Rapidement dans cette seconde fournée, Jane apparaît en être le centre, autant personnellement que professionnellement. Coincée entre deux prétendants, Ryan le fougueux journaliste et Ben le charmant et religieux médecin, elle doit faire face à un problème de fertilité dû à sa possible future maladie. La situation n’est pas des plus excitantes, exploitant le triangle amoureux sans réelle innovation ni passion, surtout quand sa vie professionnelle la définit avec plus de pertinence.

Jacqueline (Melora Hardin) est possiblement la patronne la plus intéressante qu’il m’ait été donné de voir à la télévision. Patiente, directe, sentimentale, mais jamais faible, elle apparaît loin des clichés souvent véhiculés pour être quelqu’un de juste envers ses employés et notamment Jane, sa protégée. Elle n’hésite pas à s’ouvrir à elle sur son agression, mais ne flanche pas quand il s’agit de lui donner une leçon utile pour la suite. De fait, alors que Jane était partie travailler pour un autre magazine, expérience se soldant par un échec, Jacqueline refuse son retour pour lui inculquer la persévérance et le dur labeur. Quand elle finira par la reprendre, elle ne se montre ni impitoyable ni laxiste, mais la pousse au meilleur, ce qui pour Jane est de trouver des sujets de société par un angle différent.

Le problème de The Bold Type n’est certainement pas qu’elle n’essaie pas. Les sujets de société sont encore mis sur la table là où beaucoup de séries se révèlent frileuses. Cancer du sein, port d’arme, religion, beaucoup y passent avec plus ou moins de délicatesse. Car si le bât blesse par rapport à la première saison, c’est dans l’exécution. Maladroite, la série se révèle plus prévisible aussi, allant sur des terrains plus usités, mais toujours intéressants. Le débat entre Jane et Sutton sur le droit à l’armement personnel aurait par exemple pu avoir un écho bien plus profond si cela ne sortait pas de nulle part, comme si le sujet était un problème à cocher sur la liste des choses à aborder. De même pour l’afro-américanisme de Kat, ô combien intéressant, mais qui tombe comme un cheveu dans la soupe et ne revient plus par la suite.

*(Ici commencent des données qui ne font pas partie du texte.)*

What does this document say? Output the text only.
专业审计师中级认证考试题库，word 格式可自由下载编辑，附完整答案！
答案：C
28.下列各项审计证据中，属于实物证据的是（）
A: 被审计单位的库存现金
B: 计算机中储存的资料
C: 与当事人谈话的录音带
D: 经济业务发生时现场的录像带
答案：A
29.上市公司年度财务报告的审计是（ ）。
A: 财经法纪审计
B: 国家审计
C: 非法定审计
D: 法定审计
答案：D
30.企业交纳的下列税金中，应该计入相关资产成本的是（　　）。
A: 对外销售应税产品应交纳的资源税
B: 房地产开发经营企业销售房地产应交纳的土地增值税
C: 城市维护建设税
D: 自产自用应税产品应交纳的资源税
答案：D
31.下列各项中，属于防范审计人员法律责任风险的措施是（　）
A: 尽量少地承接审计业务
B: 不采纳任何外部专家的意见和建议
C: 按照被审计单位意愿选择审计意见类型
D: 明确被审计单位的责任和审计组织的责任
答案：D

Un autre des soucis de la série est le développement de la relation entre Kat et Adena. Là où la première saison plongeait intelligemment dans l’intersectionnalité entre religion et homosexualité, la seconde tente de se la jouer ouverte sur les différents types de relation, mais avec moins de finesse. Adena autorise Kat à explorer une sexualité encore fraîche et balbutiante, mais si celle-ci s’amuse en effet, la facilité avec laquelle cela est fait est déconcertante. Même un covoiturage lui apporte une conquête, comme s’il suffisait de tendre la main pour qu’on la bise. La paresse de l’écriture pour aller au plus rapide enlève la phase d’apprentissage qui aurait pu être le cœur du propos. Si les choses se régularisent sur la fin, cela donne une image un peu trop unidimensionnelle du couple là où Adena avait clairement un message à porter avec son voile, son homosexualité et sa religion.

La constance de la série se trouve alors chez Sutton. La jeune femme avance doucement, mais sûrement, moins impliquée dans les débats que la série veut porter. Une fois lestée (ou presque) de sa relation avec Richard, elle se concentre sur son travail et expérimente le milieu de la mode et ses succès et travers. Elle se construit seule, se voulant pour unique modèle de réussite et cela fonctionne. L’amour revient en fin de saison, mais une fois que son parcours professionnel s’est éclairci et qu’elle ne fait plus l’un au détriment de l’autre. C’est simple, mais intéressant.

Celles qui doivent inspirer et représenter les femmes d’aujourd’hui ont donc une baisse en seconde saison, mais celle-ci reste vraiment relative, leurs aventures quotidiennes restant tout de même de bonne facture, avec assez de cœur et de fraîcheur pour nous faire rester même quand elle est moins mordante. The Bold Type possède assez de punch et de personnages intéressants pour traverser quelques coups de mou, et l’on retournera à Scarlet pour une saison 3 avec plaisir.

Cette saison 2 de The Bold Type est disponible en France sur Amazon Prime Video sous le titre « Celles qui osent ».